Quantum criticality in itinerant metamagnets

TL;DR

This paper investigates the critical thermodynamics near a metamagnetic quantum critical endpoint in metals using spin-fluctuation theory, revealing temperature-dependent behaviors and instabilities due to magnetoelastic coupling.

Contribution

It provides a detailed analysis of the effective potential for the Ising order parameter and its temperature dependence, advancing understanding of quantum criticality in itinerant metamagnets.

Findings

Magnetization, specific heat, and susceptibility depend on H and T near QCEP.
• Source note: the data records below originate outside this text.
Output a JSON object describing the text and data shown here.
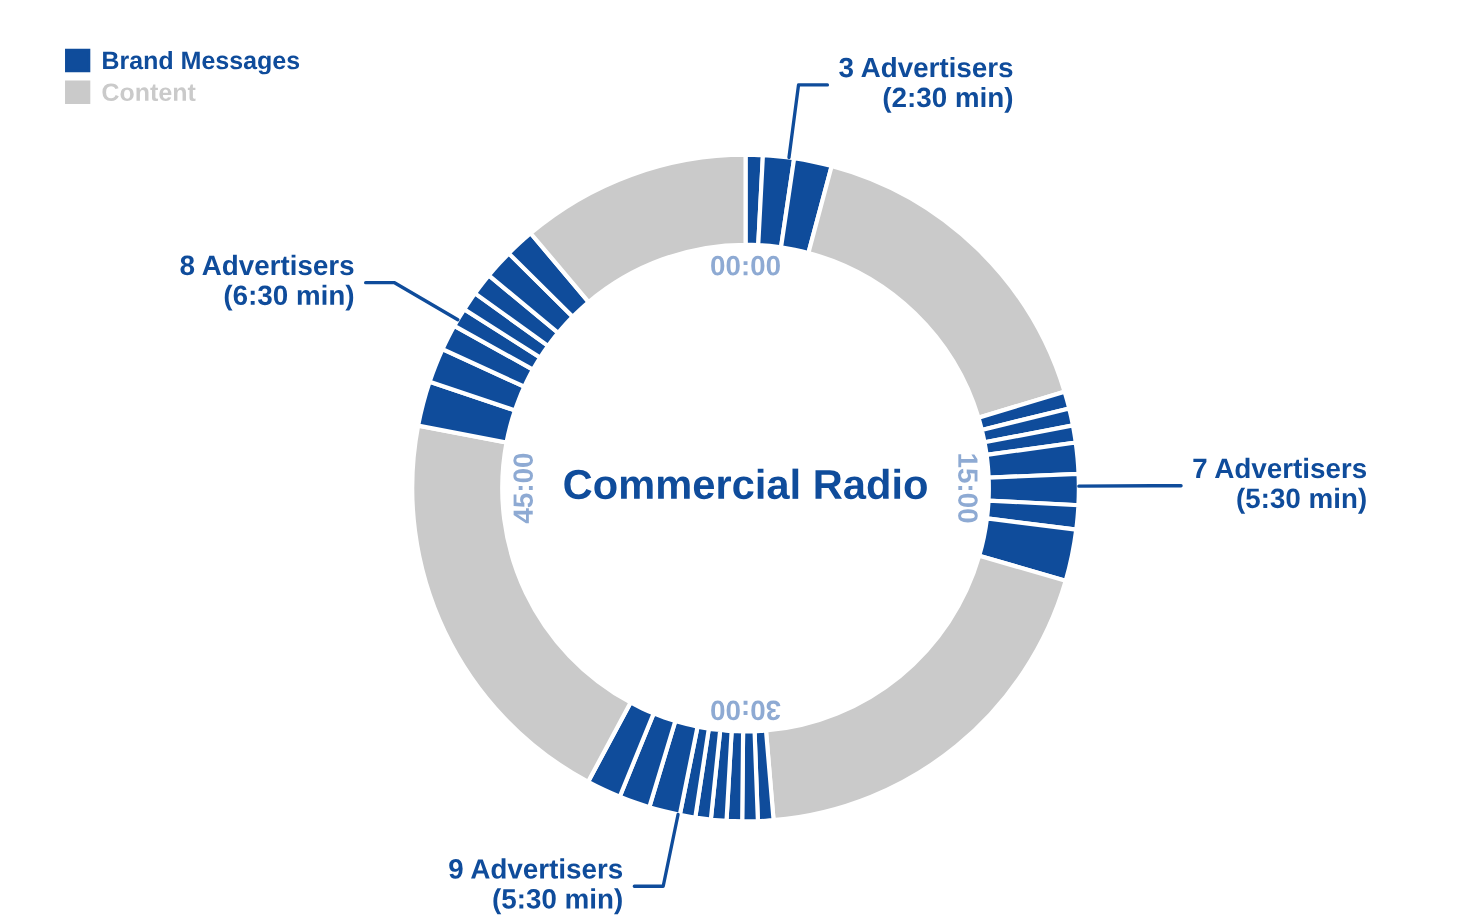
{
  "chart_data": {
    "type": "donut",
    "title": "Commercial Radio",
    "categories": [
      "Brand Messages",
      null,
      null,
      "Content",
      null,
      null,
      null,
      null,
      null,
      null,
      null,
      null,
      null,
      null,
      null,
      null,
      null,
      null,
      null,
      null,
      null,
      null,
      null,
      null,
      null,
      null,
      null,
      null,
      null,
      null,
      null
    ],
    "values": [
      0.83,
      1.5,
      1.83,
      16.17,
      0.83,
      0.83,
      0.83,
      1.5,
      1.5,
      1.17,
      2.5,
      19.17,
      0.75,
      0.75,
      0.75,
      0.75,
      0.75,
      0.75,
      1.5,
      1.5,
      1.67,
      20.17,
      2.17,
      1.67,
      1.25,
      0.92,
      0.92,
      1.08,
      1.42,
      1.42,
      11.15
    ],
    "colors": [
      "#0f4c9b",
      "#0f4c9b",
      "#0f4c9b",
      "#cacaca",
      "#0f4c9b",
      "#0f4c9b",
      "#0f4c9b",
      "#0f4c9b",
      "#0f4c9b",
      "#0f4c9b",
      "#0f4c9b",
      "#cacaca",
      "#0f4c9b",
      "#0f4c9b",
      "#0f4c9b",
      "#0f4c9b",
      "#0f4c9b",
      "#0f4c9b",
      "#0f4c9b",
      "#0f4c9b",
      "#0f4c9b",
      "#cacaca",
      "#0f4c9b",
      "#0f4c9b",
      "#0f4c9b",
      "#0f4c9b",
      "#0f4c9b",
      "#0f4c9b",
      "#0f4c9b",
      "#0f4c9b",
      "#cacaca"
    ],
    "annotations": [
      "3 Advertisers\n(2:30 min)",
      "7 Advertisers\n(5:30 min)",
      "9 Advertisers\n(5:30 min)",
      "8 Advertisers\n(6:30 min)",
      "00:00",
      "15:00",
      "30:00",
      "45:00"
    ],
    "legend": "top left"
  }
}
Crossover lines in the (H,T) phase diagram are characterized.

QCEP is inherently unstable due to magnetoelastic effects.

Abstract

Critical thermodynamics close to a metamagnetic quantum critical endpoint (QCEP) in a metal is discussed within the framework of spin-fluctuation theory. We analyze the effective potential for the Ising order parameter that is renormalized by spin-fluctuations and acquires a characteristic temperature dependence. The resulting magnetic field, H, and temperature, T, dependence of the magnetization, specific heat, thermal expansion, magnetostriction, susceptibility and the Gr\"uneisen parameter are determined, and the crossover lines in the (H,T) phase diagram are specified. We point out that the metamagnetic QCEP is intrinsically unstable with respect to a magnetoelastic coupling.